At different ages, different terms are used.
In its first year, the sheep is called a lamb, and its meat is likewise named lamb.
Great for this Brazilian Coffee-Crusted Lamb Recipe, the meat of a growing sheep older than a first-year is called hogget; outside the US and Canada, this is also a word for the living creature.
The meat of the adult lamb is mutton, a word only used for the flesh, not the animal.
Meat from sheep is present in many cultures all over the world.
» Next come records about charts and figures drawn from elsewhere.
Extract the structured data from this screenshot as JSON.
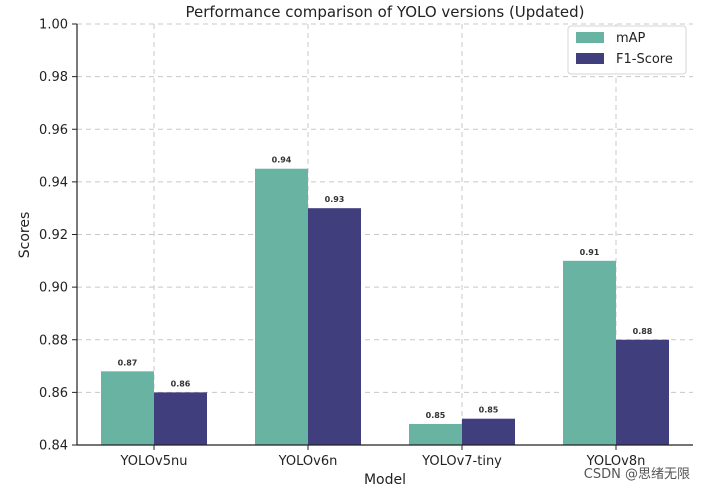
{
  "chart_data": {
    "type": "bar",
    "title": "Performance comparison of YOLO versions (Updated)",
    "xlabel": "Model",
    "ylabel": "Scores",
    "categories": [
      "YOLOv5nu",
      "YOLOv6n",
      "YOLOv7-tiny",
      "YOLOv8n"
    ],
    "series": [
      {
        "name": "mAP",
        "color": "#69b3a2",
        "values": [
          0.868,
          0.945,
          0.848,
          0.91
        ],
        "labels": [
          "0.87",
          "0.94",
          "0.85",
          "0.91"
        ]
      },
      {
        "name": "F1-Score",
        "color": "#413e7d",
        "values": [
          0.86,
          0.93,
          0.85,
          0.88
        ],
        "labels": [
          "0.86",
          "0.93",
          "0.85",
          "0.88"
        ]
      }
    ],
    "ylim": [
      0.84,
      1.0
    ],
    "yticks": [
      "0.84",
      "0.86",
      "0.88",
      "0.90",
      "0.92",
      "0.94",
      "0.96",
      "0.98",
      "1.00"
    ],
    "grid": true,
    "legend_position": "top-right"
  },
  "watermark": "CSDN @思绪无限"
}
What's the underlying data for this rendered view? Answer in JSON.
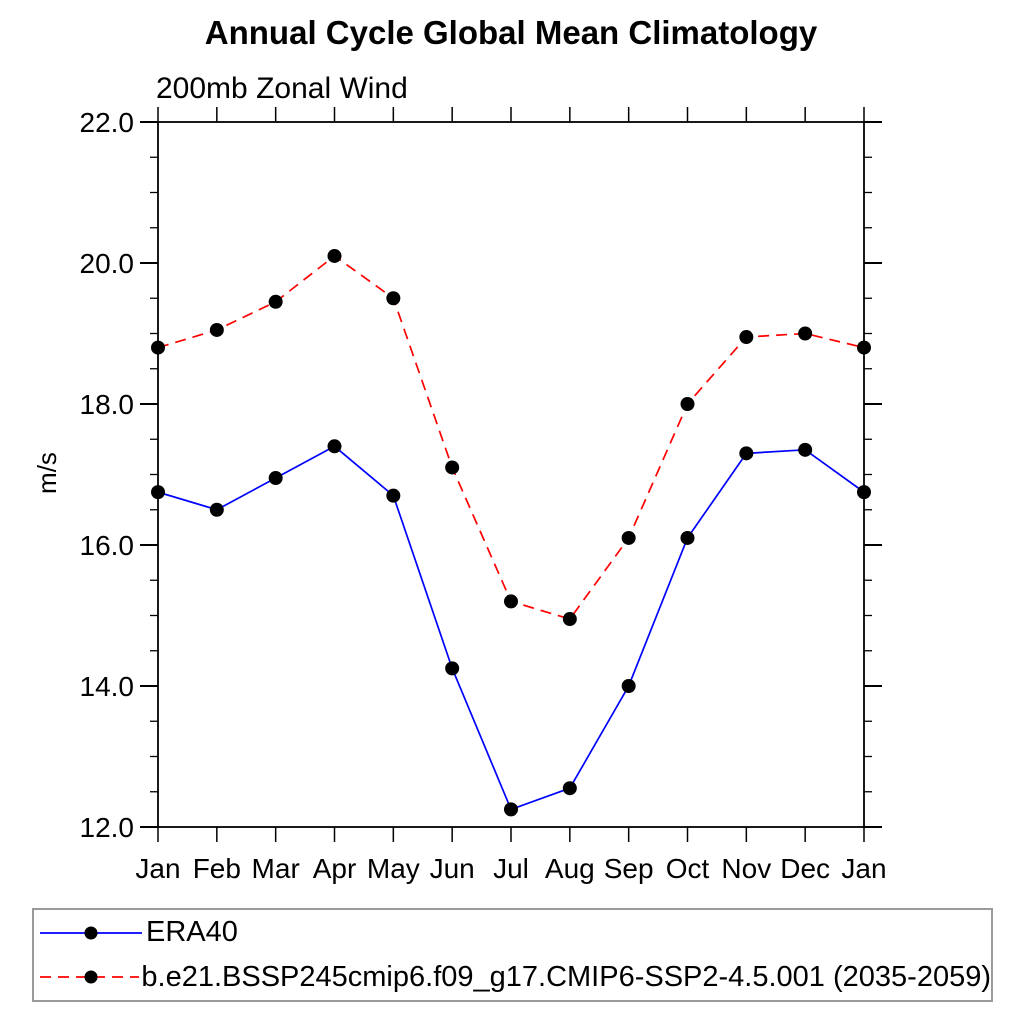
{
  "chart_data": {
    "type": "line",
    "title": "Annual Cycle Global Mean Climatology",
    "subtitle": "200mb Zonal Wind",
    "ylabel": "m/s",
    "categories": [
      "Jan",
      "Feb",
      "Mar",
      "Apr",
      "May",
      "Jun",
      "Jul",
      "Aug",
      "Sep",
      "Oct",
      "Nov",
      "Dec",
      "Jan"
    ],
    "ylim": [
      12.0,
      22.0
    ],
    "ytick_major": 2.0,
    "ytick_minor": 0.5,
    "grid": false,
    "legend_position": "bottom-left-box",
    "series": [
      {
        "name": "ERA40",
        "color": "#0000ff",
        "line_style": "solid",
        "marker": "filled-circle",
        "marker_color": "#000000",
        "values": [
          16.75,
          16.5,
          16.95,
          17.4,
          16.7,
          14.25,
          12.25,
          12.55,
          14.0,
          16.1,
          17.3,
          17.35,
          16.75
        ]
      },
      {
        "name": "b.e21.BSSP245cmip6.f09_g17.CMIP6-SSP2-4.5.001 (2035-2059)",
        "color": "#ff0000",
        "line_style": "dashed",
        "marker": "filled-circle",
        "marker_color": "#000000",
        "values": [
          18.8,
          19.05,
          19.45,
          20.1,
          19.5,
          17.1,
          15.2,
          14.95,
          16.1,
          18.0,
          18.95,
          19.0,
          18.8
        ]
      }
    ]
  },
  "colors": {
    "axis": "#000000",
    "text": "#000000",
    "legend_border": "#9a9a9a",
    "background": "#ffffff",
    "era40_line": "#0000ff",
    "model_line": "#ff0000",
    "marker": "#000000"
  }
}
- 1 tablespoon freshly ground Brazilian coffee
- 125ml (1/2 cup) boiling water
- 1 onion, coarsely chopped
- 3 garlic cloves, crushed
- 1 tablespoon coarsely chopped ground cinnamon
- 50ml brandy
- 2 tablespoons soy sauce
- 1 tablespoon honey
- 1 teaspoon cracked black pepper
- 1 x 1.2kg easy-carve lamb leg
- Roast vegetables, to serve
- Place the coffee in a heatproof bowl and pour over the boiling water.
- Set aside for 3-5 minutes to brew.
- Place the coffee mixture, onion, garlic, cinnamon, brandy soy sauce, honey and pepper in a bowl of a food processor and process until smooth.
- Season well with salt.
- Place the lamb in a dish.
- Add the coffee mixture and turn to coat.
- Cover and place in the fridge for 6 hours or overnight to marinate.
- Preheat oven to 200°C.
- Place lamb on a wire rack in a roasting pan.
- Add water to 2cm up the side of pan.
- Roast for 40 minutes.
- Reduce temperature to 160°C.
- Roast in oven for 40 minutes for medium-rare or until cooked to your liking.
- Cover and set aside for 10 minutes to rest.
- Serve with roast vegetables.
The first time I ate lamb in my life was around 1972 near San Francisco in an afternoon barbeque party on the beach. My mother and I were invited by some folk from Stanford University, where some Brazilian friends were studying in a scholarship.
That was the best lamb I have eaten in my whole life. The cook seasoned it with herbs and ocean water.
The above recipe was passed on to my family by a Syrian lady that used to live two blocks from our home in the 60’s, in São Paulo City.